Tuesday 30 June 2009

WATERLANE SPORTS CENTRE, LOWESTOFT BY DV8 DESIGNS

It's very difficult for the uneducated observer to understand what the jazzily named DV8 ("We pride ourselves on providing a friendly, down to earth, supportive and competant [sic] service") is doing, spatially, with this building from their 2D elevation rendering.
Helpfully, they provided the section below to explain the scheme better, so we can really understand the 3-dimensional complexity of the proposal, feel the play of light and sound, and have evoked for us the intricate mix of programmes that make this into so much more than a D&B leisure centre.HAHAHAHAHAHAHAHAHAHAHAHA!
Look at how the dance studio is evoked in this section as a place ideally suited to the joyous expression of the human body. And how the staff are given the best space in the building, dignifying their important role as guardians of the community's health and fitness.
1st year student... my mum can draw better... worst section I've ever seen... etc...

Wednesday 10 June 2009

GREATER MANCHESTER POLICE AUTHORITY HQ, CENTRAL PARK, EAST MANCHESTER BY AEDAS

Oh Aedas, you make really bad architecture quite a lot of the time. Here is a quite monumentally ordinary building for the police on a business park in Manchester. What I like about it most is how it marks the corner entrance with a full-height void, a big glass atrium and one spindly column sticking up. And what does this sculptural corner, wherein all the architecture of this building is contained, face? A roundabout.
They could have at least make it convenient for the cops, who, arriving by car and parking presumably at the back of this building, will have to walk all the way around it to get inside. People driving by won't care anyway. They'll be too busy crashing after belly laughing at the pathetic piece of public art that occupies the centre of this roundabout. I wonder if Aedas designed that, too?

Thursday 4 June 2009

QUICK LINK LITE DEPLOYABLE BARRIER SYSTEM BY CORUS, HYDE PARK, LONDON

A VBIED is a vehicle-borne improvised explosive device. A car bomb. When you absolutely, positively need to keep fundamentalist terrorists or ecosocialist nutters from carbombing your shrubbery, you can deploy the Quick Link Lite barrier system like this...

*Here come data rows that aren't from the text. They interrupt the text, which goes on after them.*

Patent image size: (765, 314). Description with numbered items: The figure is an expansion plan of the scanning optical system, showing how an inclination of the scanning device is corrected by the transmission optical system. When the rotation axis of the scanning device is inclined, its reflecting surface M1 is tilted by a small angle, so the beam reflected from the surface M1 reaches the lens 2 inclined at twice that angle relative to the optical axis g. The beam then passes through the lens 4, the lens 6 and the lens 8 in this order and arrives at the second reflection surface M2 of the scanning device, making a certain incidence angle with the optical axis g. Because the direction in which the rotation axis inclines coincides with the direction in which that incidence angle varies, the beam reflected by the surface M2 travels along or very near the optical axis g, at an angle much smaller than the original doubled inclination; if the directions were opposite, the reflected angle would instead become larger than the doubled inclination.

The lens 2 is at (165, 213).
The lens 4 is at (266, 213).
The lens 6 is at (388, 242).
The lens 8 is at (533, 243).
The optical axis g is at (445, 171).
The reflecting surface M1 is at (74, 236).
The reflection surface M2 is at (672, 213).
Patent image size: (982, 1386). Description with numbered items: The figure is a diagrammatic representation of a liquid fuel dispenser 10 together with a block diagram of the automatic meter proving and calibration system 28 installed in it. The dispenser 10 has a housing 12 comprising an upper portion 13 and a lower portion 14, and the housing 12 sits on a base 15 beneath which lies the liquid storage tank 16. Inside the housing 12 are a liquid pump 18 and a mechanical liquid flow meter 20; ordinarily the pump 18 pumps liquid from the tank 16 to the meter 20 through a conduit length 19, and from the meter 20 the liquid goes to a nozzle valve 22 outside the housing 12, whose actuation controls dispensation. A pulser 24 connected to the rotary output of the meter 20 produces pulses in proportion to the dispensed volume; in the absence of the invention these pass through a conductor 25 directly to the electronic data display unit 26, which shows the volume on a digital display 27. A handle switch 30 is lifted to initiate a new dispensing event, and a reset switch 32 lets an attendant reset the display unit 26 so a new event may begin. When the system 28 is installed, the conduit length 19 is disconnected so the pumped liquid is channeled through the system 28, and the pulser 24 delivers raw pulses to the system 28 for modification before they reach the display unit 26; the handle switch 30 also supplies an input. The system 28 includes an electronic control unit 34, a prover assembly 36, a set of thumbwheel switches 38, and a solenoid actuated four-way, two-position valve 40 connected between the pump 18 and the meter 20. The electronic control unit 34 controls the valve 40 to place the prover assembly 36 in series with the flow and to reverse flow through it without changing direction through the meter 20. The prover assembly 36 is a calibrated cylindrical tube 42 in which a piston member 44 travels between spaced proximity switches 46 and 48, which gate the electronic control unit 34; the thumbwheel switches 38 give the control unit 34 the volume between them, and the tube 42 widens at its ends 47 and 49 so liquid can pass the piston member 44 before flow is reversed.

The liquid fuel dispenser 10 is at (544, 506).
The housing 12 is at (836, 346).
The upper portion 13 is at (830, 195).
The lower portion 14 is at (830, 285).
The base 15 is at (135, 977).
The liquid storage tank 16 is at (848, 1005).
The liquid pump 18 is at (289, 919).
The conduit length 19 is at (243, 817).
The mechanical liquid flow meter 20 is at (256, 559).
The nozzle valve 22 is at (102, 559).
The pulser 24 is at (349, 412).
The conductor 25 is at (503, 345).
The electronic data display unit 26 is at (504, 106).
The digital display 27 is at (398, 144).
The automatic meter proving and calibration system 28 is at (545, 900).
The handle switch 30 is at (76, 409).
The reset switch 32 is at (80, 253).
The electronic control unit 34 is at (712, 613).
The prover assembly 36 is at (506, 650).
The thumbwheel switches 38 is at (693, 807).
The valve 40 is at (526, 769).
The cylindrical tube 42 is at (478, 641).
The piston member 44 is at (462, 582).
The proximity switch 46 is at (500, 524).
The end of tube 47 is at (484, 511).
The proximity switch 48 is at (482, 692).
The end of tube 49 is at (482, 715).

at the impressive rate of 30 metres of barrier per hour with 'minimum disruption'.
This is the architectural expression of how the government has allowed the police, through terror legislation (specifically in this case Lord West's terrorism strategy CONTEST2) to militarise our public realm unabashedly and completely. The top picture looks like a checkpoint along the Berlin wall, and I think it's really interesting how the photographer has tried to give it the maximum intimadation factor by taking the picture from down low.
Quick Link Lite was first used at the G20 summit in London in April, and is coming soon to a perfectly legal and peaceful demonstration near you...

Wednesday 3 June 2009

HOUSE POD BY ECO-MODS, ANYWHEREVILLE

The picture above is of the bleeding edge of the British construction industry, the technology that will solve the crisis in British housebuilding in terms of environmental sustainability, build quality and aesthetics. Behold, the House Pod.
There was a time when the future looked like the future, and so on and so forth, but now all the future aspires to be is profitable. And that means shite like this. We've seen this before on this blog.
They're weird, though. The roofline on this terrace alternates high gables and dormer windows to try to give the impression that these are triple fronted detached houses, when noone could make that mistake thanks to the oversized porch canopies (with flashings and wheelie bins in syncopated rhythms along the street).
These houses will be substantially built off site in a factory. We've heard this before (almost every six months. The biggest noise I remember is Yorkon and its Murray Grove flats in London. Yorkon seems to have given up on resi now, by the looks of its website), and it hasn't transformed the supply chain yet.
Listen, though, there will be 'no compromise on quality' in this factory-made future, according to the press release, because 'The House Pod is building regulation compliant'. Well, that's a relief! The future of mass-manufactured sustainable housing will keep the rain out. The text also describes how the pod 'can currently meet levels 3, 4 and 5 of the Code for Sustainable Homes.' So you can choose how slowly you want your modular development to kill the planet.
Naked, the House Pod looks like this, which is, to my mind, an improvement, although there are DDA issues with the front door.

Tuesday 2 June 2009

FOREST WAY SEN SCHOOL, COALVILLE, LEICESTERSHIRE BY HUNTERS

You know how architects always tell their clients that the proposed timber cladding will 'weather down' into a shimmering grey colour? Well, they're lying. In this case it's Hunters' sweet chestnut cladding on a special needs school in Leicestershire, looking pretty ropey a few months after opening. Click on the picture for the close-up horror.
This school is sustainable. So sustainable, in fact, that trees grow inside the building!
This might be my first example on this blog of something that's so bad, it's good.